The touch sent recognition sparking through my entire being – not just physical attraction, but soul-deep knowing. His fingers were warm against my pulse point, the contact both foreign and achingly familiar.
“Take care of yourself,” he said softly, urgency threading through his voice.
I nodded, but hesitated at the door. “Will you tell me the rest? Eventually?”
His smile held both promise and warning. “When you're ready. When remembering won't break you.”
The city embraced me as I stepped out into early morning light – car horns and coffee carts, delivery trucks and early commuters, all the familiar rhythms of my current life.
The sun caught my wedding ring, and for once the sight didn't bring only pain. Michael's love was still there, still real and precious. But now it felt like part of a larger pattern, a thread in a tapestry I was only beginning to understand.
At the corner, I paused to look back at the old warehouse. Alex still stood at the window, his figure barely visible in the strengthening dawn.
This time would be different. I didn't know how I knew that, but the certainty settled in my bones like truth.
For now, I had patients to heal, a department to run, a life to live in this particular present. But as I turned toward the hospital, my hands remembered everything they'd ever been – surgeon, artist, healer, lover – and for the first time since Michael's death, the future felt full of possibility rather than just survival.
Even if that possibility came wrapped in impossible memories and ancient warnings.
Even if understanding might break me before it healed me.
CHAPTER 13
Painted Hearts
Florence 1487
Florence was painted in shades of gold and terracotta as I made my way through streets already bustling with life. My fine clothes marked me as nobility despite my attempts at discretion – silk and velvet in Medici colors, impossible to truly disguise. But today I barely noticed the usual deference of passing merchants and artisans, my mind focused entirely on my destination.
I'd first seen his work in the church of Santa Croce – a small Madonna that caught the light in ways that made my heart stop. There was something about his technique, about the way he captured human emotion in divine subjects, that spoke to something deep in my soul. The art world had been whispering about this new talent, this Elia Montari whose paintings seemed to glow from within.
The studio occupied the top floor of an old building, its windows catching the best morning light. I'd walked past several times, watching him work from afar – the total focus in his expression, the grace of his movements as he mixed colors and applied paint with careful precision.
The studio door stood open to catch the morning breeze, sendingthe scent of oils and pigments spilling into the street. The space beyond felt alive with creativity and warmth, half-finished canvases catching light like captured prayers.
Elia looked up as I entered, and for a moment I forgot the carefully prepared speech I'd practiced. His eyes were green-gold in the morning light, bright with intelligence and gentle humor despite his attempt at professional distance.
“My lord Medici,” he said, offering a perfectly correct bow. “This is an unexpected honor.”
“Your Madonna has caught the attention of my family,” I said, finding my voice. “We would commission something... larger.”
“You're too kind.” His modesty wasn't false – there was a genuine humility about him that made my carefully maintained noble poise want to crack. “Though I fear your family's usual artists might be better suited...”
“I know what I want,” I interrupted gently. “Show me what you're working on. Please.”
He hesitated only briefly before gathering several sketches, spreading them across a table beneath the largest window. Our hands brushed as he pointed out details, and I tried not to notice how the contact made my pulse jump.
“The play of light here,” he said, indicating a study for a Nativity scene, “I want it to feel like dawn breaking. Like hope made visible.”

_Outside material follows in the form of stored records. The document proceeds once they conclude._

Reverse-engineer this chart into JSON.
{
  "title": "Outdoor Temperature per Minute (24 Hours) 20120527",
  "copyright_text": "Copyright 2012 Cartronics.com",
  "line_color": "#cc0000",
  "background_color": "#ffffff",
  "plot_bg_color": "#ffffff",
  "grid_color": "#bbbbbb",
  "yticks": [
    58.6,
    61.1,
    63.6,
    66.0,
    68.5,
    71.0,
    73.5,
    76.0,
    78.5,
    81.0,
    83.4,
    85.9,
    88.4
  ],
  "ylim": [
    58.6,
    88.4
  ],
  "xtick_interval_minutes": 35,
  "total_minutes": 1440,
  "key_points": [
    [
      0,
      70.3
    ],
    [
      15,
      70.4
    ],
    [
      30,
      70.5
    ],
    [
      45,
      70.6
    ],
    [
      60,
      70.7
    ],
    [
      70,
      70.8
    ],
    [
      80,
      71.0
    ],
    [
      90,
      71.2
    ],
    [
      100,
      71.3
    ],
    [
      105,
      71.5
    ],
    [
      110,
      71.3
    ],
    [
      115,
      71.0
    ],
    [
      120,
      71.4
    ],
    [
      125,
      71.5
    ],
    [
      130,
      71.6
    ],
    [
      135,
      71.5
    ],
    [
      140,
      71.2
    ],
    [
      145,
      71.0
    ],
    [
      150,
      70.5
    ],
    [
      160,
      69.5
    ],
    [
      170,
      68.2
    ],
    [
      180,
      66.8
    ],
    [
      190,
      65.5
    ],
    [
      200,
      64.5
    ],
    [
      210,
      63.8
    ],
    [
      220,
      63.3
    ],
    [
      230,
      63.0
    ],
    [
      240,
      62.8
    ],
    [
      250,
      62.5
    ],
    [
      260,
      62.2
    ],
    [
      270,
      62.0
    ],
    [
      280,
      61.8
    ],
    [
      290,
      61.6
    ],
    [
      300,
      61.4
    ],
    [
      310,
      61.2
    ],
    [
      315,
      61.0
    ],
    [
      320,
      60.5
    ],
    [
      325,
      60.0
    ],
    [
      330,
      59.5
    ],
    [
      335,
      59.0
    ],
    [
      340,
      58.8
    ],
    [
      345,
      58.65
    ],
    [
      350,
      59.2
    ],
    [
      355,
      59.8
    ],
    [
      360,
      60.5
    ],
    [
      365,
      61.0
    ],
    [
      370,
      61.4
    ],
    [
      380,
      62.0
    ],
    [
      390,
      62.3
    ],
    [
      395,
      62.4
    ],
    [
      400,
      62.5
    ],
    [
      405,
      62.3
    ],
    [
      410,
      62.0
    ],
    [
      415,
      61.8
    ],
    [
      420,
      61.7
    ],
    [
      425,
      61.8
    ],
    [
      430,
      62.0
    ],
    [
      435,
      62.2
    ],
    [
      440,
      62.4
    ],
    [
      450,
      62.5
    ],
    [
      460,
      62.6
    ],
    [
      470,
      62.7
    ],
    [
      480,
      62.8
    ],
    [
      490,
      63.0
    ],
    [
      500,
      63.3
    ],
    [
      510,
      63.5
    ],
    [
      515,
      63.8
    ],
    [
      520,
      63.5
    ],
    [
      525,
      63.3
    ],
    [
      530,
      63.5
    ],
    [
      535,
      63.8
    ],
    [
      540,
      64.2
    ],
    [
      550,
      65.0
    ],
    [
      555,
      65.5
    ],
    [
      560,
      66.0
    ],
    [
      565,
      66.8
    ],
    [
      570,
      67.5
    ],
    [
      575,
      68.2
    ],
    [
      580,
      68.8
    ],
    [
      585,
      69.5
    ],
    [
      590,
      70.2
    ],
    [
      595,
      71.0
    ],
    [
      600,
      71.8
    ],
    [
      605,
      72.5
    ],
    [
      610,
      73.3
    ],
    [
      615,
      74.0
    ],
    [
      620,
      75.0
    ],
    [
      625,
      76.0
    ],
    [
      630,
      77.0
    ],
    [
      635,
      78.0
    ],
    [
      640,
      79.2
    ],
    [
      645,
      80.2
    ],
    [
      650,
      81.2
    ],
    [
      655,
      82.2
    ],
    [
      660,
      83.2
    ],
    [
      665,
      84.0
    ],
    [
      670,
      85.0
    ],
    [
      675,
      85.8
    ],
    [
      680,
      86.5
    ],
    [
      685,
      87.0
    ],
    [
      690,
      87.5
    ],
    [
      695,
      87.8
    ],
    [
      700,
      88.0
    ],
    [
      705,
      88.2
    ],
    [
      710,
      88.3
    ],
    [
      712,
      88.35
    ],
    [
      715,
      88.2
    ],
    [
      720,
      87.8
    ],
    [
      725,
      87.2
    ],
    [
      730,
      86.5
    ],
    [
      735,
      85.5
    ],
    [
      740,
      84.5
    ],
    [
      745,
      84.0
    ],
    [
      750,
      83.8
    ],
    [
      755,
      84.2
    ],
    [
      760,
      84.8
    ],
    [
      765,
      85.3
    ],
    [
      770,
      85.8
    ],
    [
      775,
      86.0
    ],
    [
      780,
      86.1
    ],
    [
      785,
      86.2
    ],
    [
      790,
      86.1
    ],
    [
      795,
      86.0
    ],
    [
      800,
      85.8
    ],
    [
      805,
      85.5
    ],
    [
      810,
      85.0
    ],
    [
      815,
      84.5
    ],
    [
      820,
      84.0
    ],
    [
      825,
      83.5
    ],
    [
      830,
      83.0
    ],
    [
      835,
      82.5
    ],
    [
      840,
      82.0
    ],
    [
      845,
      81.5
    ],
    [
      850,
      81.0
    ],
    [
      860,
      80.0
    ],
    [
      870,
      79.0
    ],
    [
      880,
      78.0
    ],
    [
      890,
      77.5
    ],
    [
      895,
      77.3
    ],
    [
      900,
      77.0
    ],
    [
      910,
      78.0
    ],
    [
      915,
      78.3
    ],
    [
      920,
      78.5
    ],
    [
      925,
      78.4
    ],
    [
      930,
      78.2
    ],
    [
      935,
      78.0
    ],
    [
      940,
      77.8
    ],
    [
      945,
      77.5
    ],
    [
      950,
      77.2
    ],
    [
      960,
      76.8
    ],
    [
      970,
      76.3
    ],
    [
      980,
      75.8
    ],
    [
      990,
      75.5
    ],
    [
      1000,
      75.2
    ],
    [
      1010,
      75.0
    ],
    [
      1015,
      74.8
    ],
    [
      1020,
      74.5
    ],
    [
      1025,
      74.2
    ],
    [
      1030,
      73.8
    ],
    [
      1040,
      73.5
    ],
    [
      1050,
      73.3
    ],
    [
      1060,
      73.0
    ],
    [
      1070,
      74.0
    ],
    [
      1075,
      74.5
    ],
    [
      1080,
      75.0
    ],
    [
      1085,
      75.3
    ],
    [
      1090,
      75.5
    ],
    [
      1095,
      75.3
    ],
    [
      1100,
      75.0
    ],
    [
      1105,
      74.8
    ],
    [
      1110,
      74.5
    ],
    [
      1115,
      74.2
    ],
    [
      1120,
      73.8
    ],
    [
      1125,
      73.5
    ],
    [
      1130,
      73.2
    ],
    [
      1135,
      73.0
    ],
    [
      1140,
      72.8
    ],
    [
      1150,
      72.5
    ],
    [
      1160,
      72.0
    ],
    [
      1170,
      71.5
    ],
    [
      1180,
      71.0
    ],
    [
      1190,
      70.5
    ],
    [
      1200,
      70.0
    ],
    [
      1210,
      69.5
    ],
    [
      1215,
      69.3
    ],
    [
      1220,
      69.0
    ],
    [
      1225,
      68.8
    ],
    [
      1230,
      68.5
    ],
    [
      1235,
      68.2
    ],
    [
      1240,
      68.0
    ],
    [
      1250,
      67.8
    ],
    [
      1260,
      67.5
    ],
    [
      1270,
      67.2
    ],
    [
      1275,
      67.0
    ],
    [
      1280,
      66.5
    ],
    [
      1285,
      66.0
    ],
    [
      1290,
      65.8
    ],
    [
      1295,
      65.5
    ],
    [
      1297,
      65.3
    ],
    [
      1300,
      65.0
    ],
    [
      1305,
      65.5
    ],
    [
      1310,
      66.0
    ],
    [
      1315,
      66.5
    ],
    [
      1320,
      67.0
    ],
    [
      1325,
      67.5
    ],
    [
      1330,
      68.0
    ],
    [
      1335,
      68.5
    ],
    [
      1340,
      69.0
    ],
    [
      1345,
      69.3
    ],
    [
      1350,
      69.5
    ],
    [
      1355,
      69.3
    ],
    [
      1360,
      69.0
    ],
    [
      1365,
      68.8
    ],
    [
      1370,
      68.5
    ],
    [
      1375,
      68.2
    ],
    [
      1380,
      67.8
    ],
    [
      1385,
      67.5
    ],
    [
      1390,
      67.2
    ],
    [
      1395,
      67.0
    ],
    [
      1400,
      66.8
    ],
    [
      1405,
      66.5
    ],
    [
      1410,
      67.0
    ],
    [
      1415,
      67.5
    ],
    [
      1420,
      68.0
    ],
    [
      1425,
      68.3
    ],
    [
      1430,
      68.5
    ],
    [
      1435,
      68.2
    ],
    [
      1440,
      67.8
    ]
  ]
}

I leaned closer, breathing in the scent of paint and possibility. “It's beautiful,” I said simply, honestly. “You see light differently than other artists.”
A faint blush colored his cheeks at the praise. “Light is everything in painting. It's what gives life to mere pigments and canvas.”
His apprentice arrived with wine – a courtesy for an important patron – and I caught myself studying his profile against the morning light. He moved with such certainty among his paintings, such quiet joy in his work. It made me want to stay here forever, just watching him create.
“The commission,” I said, forcing myself back to business. “Thefamily chapel needs something significant. Something that captures both divine and mortal truth.”
“That's a heavy burden to place on paint and canvas,” he replied, but his eyes had that spark that suggested he welcomed the challenge.